For many the RHS Chelsea Flower Show is the “seed that once sown never dies”.
Every year gardeners from around the world come to Chelsea to be encompassed by the sensory delights and to gaze upon the beauty of nature. This year does not fail to deliver the sensory experience that the natural world has to offer.
It was noted that many of the show gardens at this year’s Chelsea Flower Show 2019 incorporated edible foliage, along with the usual floral and colour co-ordinated bedding plants.

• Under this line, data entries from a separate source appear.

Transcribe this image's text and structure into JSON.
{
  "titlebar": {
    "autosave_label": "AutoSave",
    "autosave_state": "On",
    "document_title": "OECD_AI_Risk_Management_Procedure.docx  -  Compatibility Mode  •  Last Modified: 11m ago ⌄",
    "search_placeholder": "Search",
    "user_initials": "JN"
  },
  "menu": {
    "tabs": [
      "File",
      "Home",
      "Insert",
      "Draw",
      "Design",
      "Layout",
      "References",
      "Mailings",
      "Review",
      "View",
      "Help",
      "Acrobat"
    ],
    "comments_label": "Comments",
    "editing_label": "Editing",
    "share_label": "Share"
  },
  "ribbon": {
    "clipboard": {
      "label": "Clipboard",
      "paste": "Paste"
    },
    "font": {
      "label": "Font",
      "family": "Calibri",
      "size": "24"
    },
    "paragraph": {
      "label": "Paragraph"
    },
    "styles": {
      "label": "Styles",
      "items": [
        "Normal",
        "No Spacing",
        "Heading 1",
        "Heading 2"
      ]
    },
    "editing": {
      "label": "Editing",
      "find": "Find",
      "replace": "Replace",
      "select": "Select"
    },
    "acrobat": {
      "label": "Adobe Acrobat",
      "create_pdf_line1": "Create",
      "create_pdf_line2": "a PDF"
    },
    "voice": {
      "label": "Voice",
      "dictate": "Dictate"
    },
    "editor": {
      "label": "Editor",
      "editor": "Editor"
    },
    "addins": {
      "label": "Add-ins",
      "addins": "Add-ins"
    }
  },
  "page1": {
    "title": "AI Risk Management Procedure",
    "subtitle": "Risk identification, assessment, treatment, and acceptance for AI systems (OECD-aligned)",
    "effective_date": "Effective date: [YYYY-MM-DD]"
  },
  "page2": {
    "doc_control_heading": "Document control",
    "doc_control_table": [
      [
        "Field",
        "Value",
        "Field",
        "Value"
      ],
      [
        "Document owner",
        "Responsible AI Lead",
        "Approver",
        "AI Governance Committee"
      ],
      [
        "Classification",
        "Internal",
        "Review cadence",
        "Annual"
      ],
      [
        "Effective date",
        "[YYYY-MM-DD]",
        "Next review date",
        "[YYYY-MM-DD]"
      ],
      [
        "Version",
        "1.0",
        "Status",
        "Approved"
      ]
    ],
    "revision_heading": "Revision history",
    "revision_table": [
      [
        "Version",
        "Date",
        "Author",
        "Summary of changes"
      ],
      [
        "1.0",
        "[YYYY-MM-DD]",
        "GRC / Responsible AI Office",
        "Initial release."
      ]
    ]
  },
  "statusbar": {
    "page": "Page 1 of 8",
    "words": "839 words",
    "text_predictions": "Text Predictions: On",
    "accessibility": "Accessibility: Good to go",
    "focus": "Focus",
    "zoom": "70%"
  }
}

These gardens included the Montessori Centenary Children’s Garden and the Ikea and Tom Dixon garden: “Gardening will save the world”. The reasoning behind the Montessori garden, which was designed by an award winning horticulturist Jody Lidgard, was that he wanted a garden that wasn’t off limits to children; so he had an ‘edible wall’ which has fast growing salad leaves and herbs that children can break off and try. This is in keeping with Maria Montessori’s ethos which is where children can learn with a natural impulse, in an environment that is encouraging of exploration. Jody Lidgard believes that plants should be broken and tasted and that they almost always grow back.
This year’s highlight was the RHS Back to Nature Garden, which was designed by the Duchess of Cambridge and award-winning landscape architects Andree Davies and Adam White, of Davies White Landscape Architects. The garden’s main feature is to create a woodland setting, that can be enjoyed by all generations.
It is meant for families and communities to enjoy the natural ambience of the woodland while also enhancing health and wellbeing whilst being around nature. This is one of the main ethos of the RHS.
Sue Biggs, RHS director general, said: “For over 200 years the RHS has been championing the power of gardening and growing plants for the environment, for health and well being and to help people of all ages, from all backgrounds, to learn and grow. So to have the duchess advocating this with us, and to be continuing our partnership with NHS England will, we’re sure, further highlight the powerful benefit that access to gardens, nature and growing plants can have for all our health and happiness.”
To celebrate the 75th anniversary of D-Day, there is an installation placed on the south lawn of the Royal Hospital Chelsea. Normandy veterans dressed in their blazers, berets and war medals were present along with Chelsea pensioners who were in their stunning scarlet uniforms. The “D-Day 75 garden” was poignant, with a carpet of 10,000 ‘sea thrift’ flowers surrounding sculptures of young veterans depicting the landing on the beaches of Normandy on D-Day 75 years ago. These ethereal sculptures were made by John Everiss.
The garden managed to create a feeling of stillness and silence, reminding us of the bloodshed and death of so many young soldiers 75 years ago.